Il 7-8 agosto 1943, a Sebenico (Sibenik), il comando del XVIII Corpo d’armata convocò il Tribunale militare straordinario per giudicare i componenti del presidio di Bol, località sulla costa meridionale dell’isola di Brazza, che due giorni prima si era arreso ai partigiani. Fu comminata una punizione esemplare: il capitano Leo Banzi, comandante del presidio, riconosciuto colpevole dei reati di resa in campo aperto e aiuto al nemico, subì la condanna alla degradazione e alla fucilazione alla schiena; il sottotenente Renzo Raffo, i tre carabinieri e i 23 alpini finirono davanti al plotone di esecuzione, potendo offrire il petto alle armi, per il reato di sbandamento.

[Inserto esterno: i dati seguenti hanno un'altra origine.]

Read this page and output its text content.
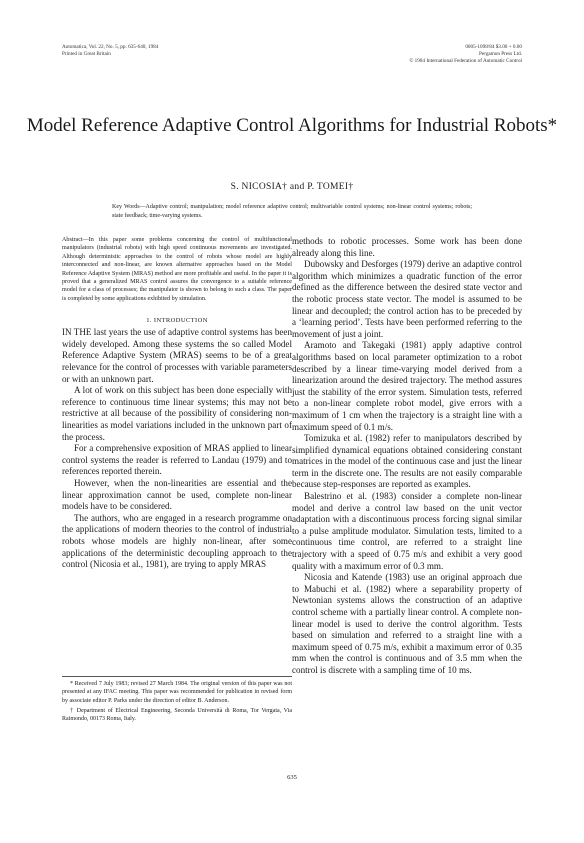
Automatica, Vol. 22, No. 5, pp. 635-640, 1984
Printed in Great Britain
0005-1098/84 $3.00 + 0.00
Pergamon Press Ltd.
© 1984 International Federation of Automatic Control
Model Reference Adaptive Control Algorithms for Industrial Robots*
S. NICOSIA† and P. TOMEI†
Key Words—Adaptive control; manipulation; model reference adaptive control; multivariable control systems; non-linear control systems; robots; state feedback; time-varying systems.

Abstract—In this paper some problems concerning the control of multifunctional manipulators (industrial robots) with high speed continuous movements are investigated. Although deterministic approaches to the control of robots whose model are highly interconnected and non-linear, are known alternative approaches based on the Model Reference Adaptive System (MRAS) method are more profitable and useful. In the paper it is proved that a generalized MRAS control assures the convergence to a suitable reference model for a class of processes; the manipulator is shown to belong to such a class. The paper is completed by some applications exhibited by simulation.

1. INTRODUCTION

IN THE last years the use of adaptive control systems has been widely developed. Among these systems the so called Model Reference Adaptive System (MRAS) seems to be of a great relevance for the control of processes with variable parameters or with an unknown part.

A lot of work on this subject has been done especially with reference to continuous time linear systems; this may not be restrictive at all because of the possibility of considering non-linearities as model variations included in the unknown part of the process.

For a comprehensive exposition of MRAS applied to linear control systems the reader is referred to Landau (1979) and to references reported therein.

However, when the non-linearities are essential and the linear approximation cannot be used, complete non-linear models have to be considered.

The authors, who are engaged in a research programme on the applications of modern theories to the control of industrial robots whose models are highly non-linear, after some applications of the deterministic decoupling approach to the control (Nicosia et al., 1981), are trying to apply MRAS

* Received 7 July 1983; revised 27 March 1984. The original version of this paper was not presented at any IFAC meeting. This paper was recommended for publication in revised form by associate editor P. Parks under the direction of editor B. Anderson.

† Department of Electrical Engineering, Seconda Università di Roma, Tor Vergata, Via Raimondo, 00173 Roma, Italy.

methods to robotic processes. Some work has been done already along this line.

Dubowsky and Desforges (1979) derive an adaptive control algorithm which minimizes a quadratic function of the error defined as the difference between the desired state vector and the robotic process state vector. The model is assumed to be linear and decoupled; the control action has to be preceded by a ‘learning period’. Tests have been performed referring to the movement of just a joint.

Aramoto and Takegaki (1981) apply adaptive control algorithms based on local parameter optimization to a robot described by a linear time-varying model derived from a linearization around the desired trajectory. The method assures just the stability of the error system. Simulation tests, referred to a non-linear complete robot model, give errors with a maximum of 1 cm when the trajectory is a straight line with a maximum speed of 0.1 m/s.

Tomizuka et al. (1982) refer to manipulators described by simplified dynamical equations obtained considering constant matrices in the model of the continuous case and just the linear term in the discrete one. The results are not easily comparable because step-responses are reported as examples.

Balestrino et al. (1983) consider a complete non-linear model and derive a control law based on the unit vector adaptation with a discontinuous process forcing signal similar to a pulse amplitude modulator. Simulation tests, limited to a continuous time control, are referred to a straight line trajectory with a speed of 0.75 m/s and exhibit a very good quality with a maximum error of 0.3 mm.

Nicosia and Katende (1983) use an original approach due to Mabuchi et al. (1982) where a separability property of Newtonian systems allows the construction of an adaptive control scheme with a partially linear control. A complete non-linear model is used to derive the control algorithm. Tests based on simulation and referred to a straight line with a maximum speed of 0.75 m/s, exhibit a maximum error of 0.35 mm when the control is continuous and of 3.5 mm when the control is discrete with a sampling time of 10 ms.

635
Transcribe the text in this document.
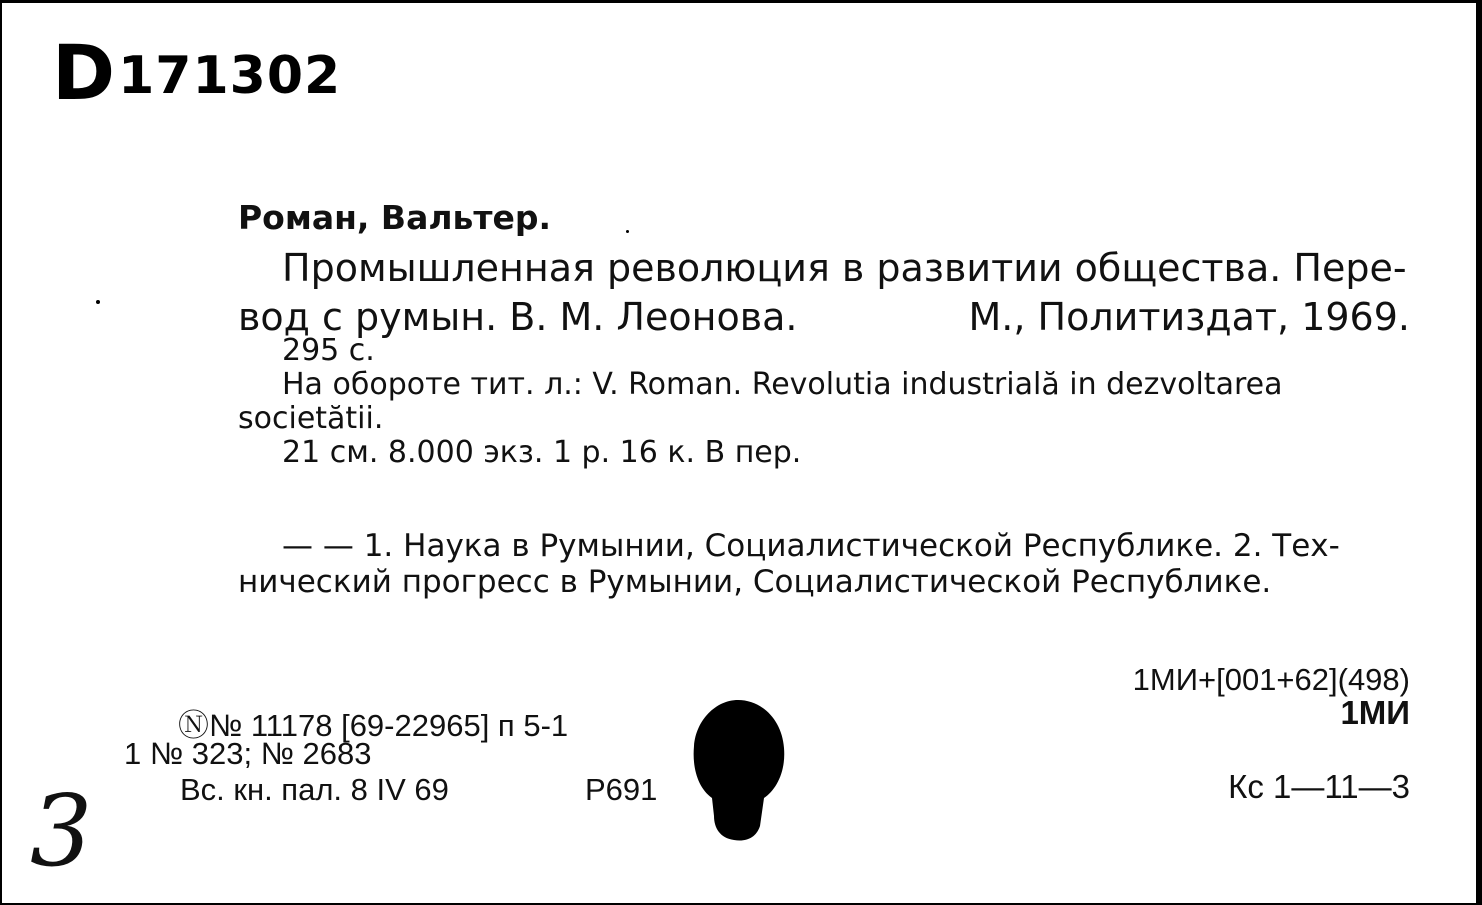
D171302
Роман, Вальтер.
Промышленная революция в развитии общества. Пере-
вод с румын. В. М. Леонова.	М., Политиздат, 1969.
295 с.
На обороте тит. л.: V. Roman. Revolutia industrială in dezvoltarea
societătii.
21 см. 8.000 экз. 1 р. 16 к. В пер.
— — 1. Наука в Румынии, Социалистической Республике. 2. Тех-
нический прогресс в Румынии, Социалистической Республике.
Ⓝ№ 11178 [69-22965] п 5-1
1 № 323; № 2683
Вс. кн. пал. 8 IV 69	Р691
1МИ+[001+62](498)
1МИ
Кс 1—11—3
3
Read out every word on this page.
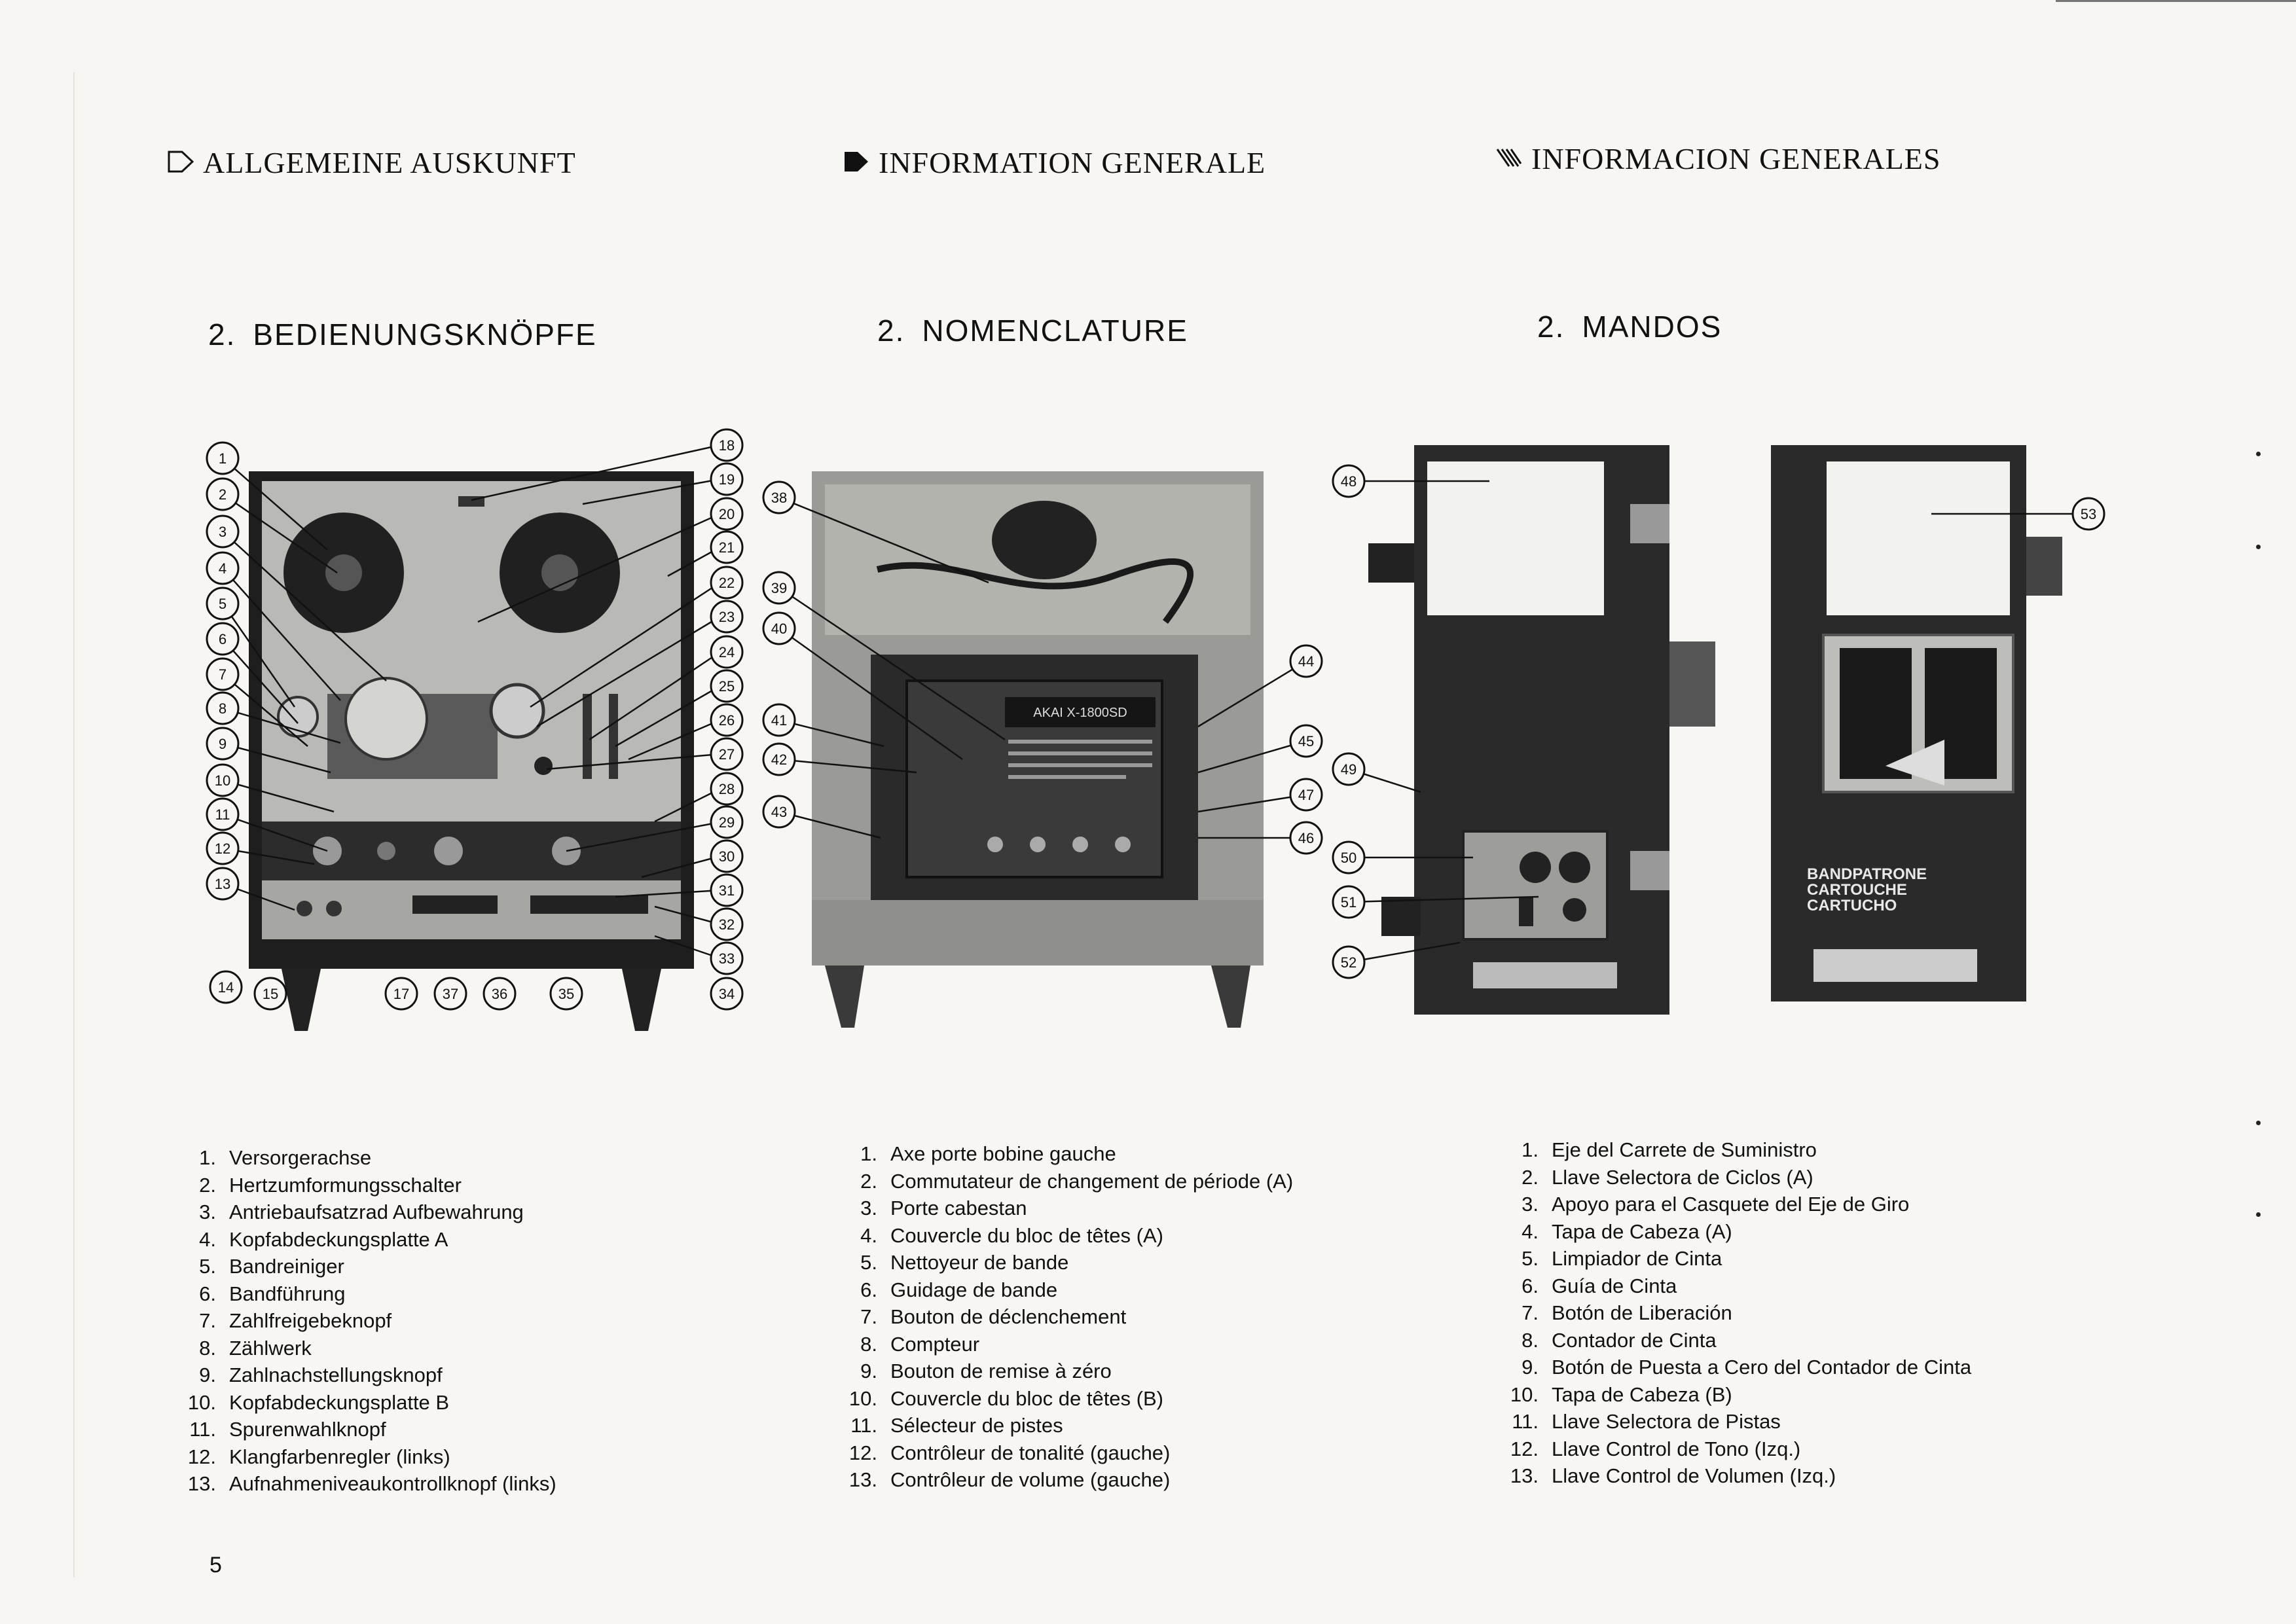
ALLGEMEINE AUSKUNFT	INFORMATION GENERALE	INFORMACION GENERALES
2. BEDIENUNGSKNÖPFE	2. NOMENCLATURE	2. MANDOS
1
2
3
4
5
6
7
8
9
10
11
12
13
14 15	17 37 36	35
18
19
20
21
22
23
24
25
26
27
28
29
30
31
32
33
34
AKAI X-1800SD
38
39
40
41
42
43
44
45
47
46
48
49
50
51
52
BANDPATRONE
CARTOUCHE
CARTUCHO
53
1. Versorgerachse
2. Hertzumformungsschalter
3. Antriebaufsatzrad Aufbewahrung
4. Kopfabdeckungsplatte A
5. Bandreiniger
6. Bandführung
7. Zahlfreigebeknopf
8. Zählwerk
9. Zahlnachstellungsknopf
10. Kopfabdeckungsplatte B
11. Spurenwahlknopf
12. Klangfarbenregler (links)
13. Aufnahmeniveaukontrollknopf (links)
1. Axe porte bobine gauche
2. Commutateur de changement de période (A)
3. Porte cabestan
4. Couvercle du bloc de têtes (A)
5. Nettoyeur de bande
6. Guidage de bande
7. Bouton de déclenchement
8. Compteur
9. Bouton de remise à zéro
10. Couvercle du bloc de têtes (B)
11. Sélecteur de pistes
12. Contrôleur de tonalité (gauche)
13. Contrôleur de volume (gauche)
1. Eje del Carrete de Suministro
2. Llave Selectora de Ciclos (A)
3. Apoyo para el Casquete del Eje de Giro
4. Tapa de Cabeza (A)
5. Limpiador de Cinta
6. Guía de Cinta
7. Botón de Liberación
8. Contador de Cinta
9. Botón de Puesta a Cero del Contador de Cinta
10. Tapa de Cabeza (B)
11. Llave Selectora de Pistas
12. Llave Control de Tono (Izq.)
13. Llave Control de Volumen (Izq.)
5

Le fucilazioni ebbero luogo immediatamente mentre altri ventitre alpini, condannati a quindici anni di reclusione ciascuno, vennero trasferiti in zona di operazioni e solo ventuno andarono assolti con formule varie.

Settembre 1943. Il Maresciallo Tito assieme ai membri del Comando supremo dell’EPLJ a Jaice

Nel dopoguerra, il generale Angelo Banzi (padre del capitano passato per le armi), dopo aver raccolto le testimonianze di alcuni superstiti, chiese la revisione del processo, appoggiata anche dal generale Marras, capo di Stato maggiore dell’esercito (nota del 27 aprile 1947), alla quale si aggiunsero anche le istanze dei familiari dei tre carabinieri.

Luigi Efisio Marras

Le sentenze emesse negli Anni 50 dai tribunali militari competenti e ritrovate dopo oltre cinquant’anni di oblio non solo consentono di verificare come si svolsero effettivamente le cose ma, soprattutto, permettono a noi di restituire la dignità ingiustamente perduta a quei ventotto nomi di soldati italiani che persero la vita in una maniera così tragica e insensata.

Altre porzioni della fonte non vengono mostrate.